One of the most commonly prescribed opiates for individuals suffering from intense pain is morphine. However, it is often abused by addicts looking to achieve a high much like heroin. Overdosing on morphine- whether accidentally or intentionally, can be lethal if not treated immediately. Anyone who takes too much of the drug should seek medical care as soon as possible, or else death can occur due to the slowing down and eventual failure of one's heart.
Morphine sulfate, the active ingredient in morphine, is very toxic when taken in high doses- or by someone who is not of the correct weight to handle the dose taken. Like heroin, morphine is a pain killer, causing the body to slow down in an effort to numb pain. This can be quite effective for those who do not abuse the drug, however for individuals who do not know the correct dose to consume, this drug can have ill effects.
For those who overdose on morphine,many symptoms will come suddenly; it effects many of the body's systems, leaving little doubt as to what is taking place. Morphine overdose symptoms occur in the following systems of the body;
It is important to take notice of any changes which may occur with the above body systems following a dose of morphine. It is also essential to take note that although prescribed, morphine can be just as deadly as it may be for individuals who take it illegally.
Individuals who are prescribed, or otherwise take morphine may find themselves constipated, or irregular. While this may be fairly common, it is important to speak with one's physician if the constipation is ongoing, as chronic constipation is not good, and may suggest that too high of a dose is being prescribed. In fact, chronic constipation could be a precursor to overdose. The digestive system can be effected during an actual overdose in ways such as present and persistent nausea and vomiting. Should this occur, seek medical help immediately. Nausea will usually take place within minutes, followed by vomiting. This is the body's way of rejecting the toxicity, however vomiting will not emit enough of the drug to relieve an overdose. It is important to be treated by a physician who will either induce vomiting or clear the system through some other means.

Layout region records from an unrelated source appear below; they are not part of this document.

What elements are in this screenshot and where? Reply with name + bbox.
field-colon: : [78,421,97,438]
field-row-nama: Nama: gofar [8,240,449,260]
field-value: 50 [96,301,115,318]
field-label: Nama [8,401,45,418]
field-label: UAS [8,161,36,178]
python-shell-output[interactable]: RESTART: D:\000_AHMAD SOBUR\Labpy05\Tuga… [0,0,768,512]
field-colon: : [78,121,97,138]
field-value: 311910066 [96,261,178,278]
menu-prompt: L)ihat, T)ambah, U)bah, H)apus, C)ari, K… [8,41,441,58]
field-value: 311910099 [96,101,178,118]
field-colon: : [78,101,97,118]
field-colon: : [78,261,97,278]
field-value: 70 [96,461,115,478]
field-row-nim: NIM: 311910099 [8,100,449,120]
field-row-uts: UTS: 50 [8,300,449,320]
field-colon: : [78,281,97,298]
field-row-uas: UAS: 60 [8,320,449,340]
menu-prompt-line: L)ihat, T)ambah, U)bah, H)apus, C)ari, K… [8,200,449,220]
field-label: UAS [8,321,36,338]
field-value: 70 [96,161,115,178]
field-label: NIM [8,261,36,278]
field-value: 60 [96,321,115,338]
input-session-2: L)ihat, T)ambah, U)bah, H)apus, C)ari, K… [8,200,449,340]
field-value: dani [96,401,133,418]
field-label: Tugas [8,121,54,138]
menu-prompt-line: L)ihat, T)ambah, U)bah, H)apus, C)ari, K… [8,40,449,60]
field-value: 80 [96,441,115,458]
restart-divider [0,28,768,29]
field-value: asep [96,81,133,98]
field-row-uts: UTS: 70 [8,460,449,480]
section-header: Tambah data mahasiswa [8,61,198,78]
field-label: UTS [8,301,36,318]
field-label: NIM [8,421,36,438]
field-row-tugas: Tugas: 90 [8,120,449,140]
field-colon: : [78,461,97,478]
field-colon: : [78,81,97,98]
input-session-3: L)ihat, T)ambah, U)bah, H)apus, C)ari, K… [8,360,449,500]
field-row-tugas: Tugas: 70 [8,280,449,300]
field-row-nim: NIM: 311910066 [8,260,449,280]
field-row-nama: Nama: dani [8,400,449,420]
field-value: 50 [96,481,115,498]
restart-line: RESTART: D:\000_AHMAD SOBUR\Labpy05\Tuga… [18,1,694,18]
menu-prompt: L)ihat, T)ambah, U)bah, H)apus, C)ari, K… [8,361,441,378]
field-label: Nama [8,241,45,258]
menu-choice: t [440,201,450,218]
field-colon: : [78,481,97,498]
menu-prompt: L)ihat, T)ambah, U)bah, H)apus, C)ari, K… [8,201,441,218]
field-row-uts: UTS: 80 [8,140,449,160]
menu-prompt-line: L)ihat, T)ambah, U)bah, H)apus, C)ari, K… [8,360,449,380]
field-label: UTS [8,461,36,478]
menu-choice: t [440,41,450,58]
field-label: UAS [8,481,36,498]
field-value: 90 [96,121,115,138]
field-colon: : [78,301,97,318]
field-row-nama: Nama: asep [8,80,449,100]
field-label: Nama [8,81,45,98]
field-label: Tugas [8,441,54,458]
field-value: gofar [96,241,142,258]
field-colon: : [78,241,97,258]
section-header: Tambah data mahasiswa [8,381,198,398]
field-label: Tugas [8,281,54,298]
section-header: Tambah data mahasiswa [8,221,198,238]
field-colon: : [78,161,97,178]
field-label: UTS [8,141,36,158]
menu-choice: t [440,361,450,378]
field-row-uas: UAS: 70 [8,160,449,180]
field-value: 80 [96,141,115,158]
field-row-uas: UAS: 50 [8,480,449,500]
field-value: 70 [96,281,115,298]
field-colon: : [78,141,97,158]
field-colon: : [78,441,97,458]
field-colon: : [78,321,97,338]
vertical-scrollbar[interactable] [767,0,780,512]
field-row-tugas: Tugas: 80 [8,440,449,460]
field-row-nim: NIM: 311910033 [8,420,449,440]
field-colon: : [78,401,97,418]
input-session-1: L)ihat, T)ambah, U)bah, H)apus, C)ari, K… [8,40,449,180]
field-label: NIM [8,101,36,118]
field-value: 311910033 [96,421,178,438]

Morphine overdose effects the cardiovascular system by slowing down one's breathing- making it quite shallow, labored or just plain difficult to breathe. This is due to the heart slowing down, as well as the lowering of one's blood pressure. Having a weak pulse (slow heartbeat) will lead to drowsiness, dizziness or even coma. If breathing becomes shallow, difficult, or labored- it is time to call an ambulance. Shallow breathing is described as short breaths, while labored is taking heavy breaths; difficult breathing is obvious, as the user simply can't breathe at all. If any of these happen after taking morphine, it is important to seek help fast.
Neurologically, morphine overdose can cause nervousness and even seizures. This is because the central nervous system is affected by the morphine, causing the user to become quite nervous- and even incoherent. Speech can become slurred, as the body slows down as well. Noticing these symptoms should be a red flag to seek help.
Vision can be effected with morphine overdose, and can sometimes be one of the first signs. If taking morphine leads to blurry vision or small, constricted pupils, it should not be overlooked; instead it is wise to call or go into your local emergency room to be checked. Constricted pupils will change one's vision, so its is important to look for any vision changes when taking the drug.
The musculoskeletal system is effected with morphine overdose as well. This is because muscle spasms occur in many individuals who overdose, and sometimes they can become stiff, or heavy. The heaviness will be due to the slowing down of the body's blood flow, increasing a feeling of fatigue or tiredness, which sometimes makes it difficult to move the muscles of the body.
It is always wise to call 911 or your local emergency agency in case of morphine overdose. This is because time is of the essence when dealing with a drug which could quite possibly stop the heart. However, if symptoms do not seem to be of an urgent nature- or if there are questions you would like answered concerning morphine overdose, it is wise to call Poison Control. It is important to make sure that an ambulance is called if there is any question to the urgency involved; airing on the side of caution is always best. Be sure to have any needed information, should the victim be a friend or family member. You will need to know the name, age, name of drug and when it was consumed- but if unknown, call anyway.
In order to stop the toxicity of the drug, the person who has overdosed on morphine may be given a black substance at the hospital called "activated" charcoal. It looks- and some may say tastes- like charcoal, but it works. Other options which the ER doctor may consider include inducing vomit- which is usually of last resort, intravenous fluids, an antidote called Naloxone to reverse the toxicity of the morphine, or a laxative. Inducing vomit is the last resort, as it forces the toxic drug back through one's system, and could possibly do more harm than good. It is always wise to call poison control before inducing vomit, if the problem does not require an ambulance.
No matter if morphine is being prescribed, or taken illegally- if you or anyone you know is experiencing overdose symptoms, get help fast. Morphine does not discriminate and can be deadly for anyone. So do not concern yourself with legalities- morphine overdose is quite frankly a life or death situation, and should be handled as such.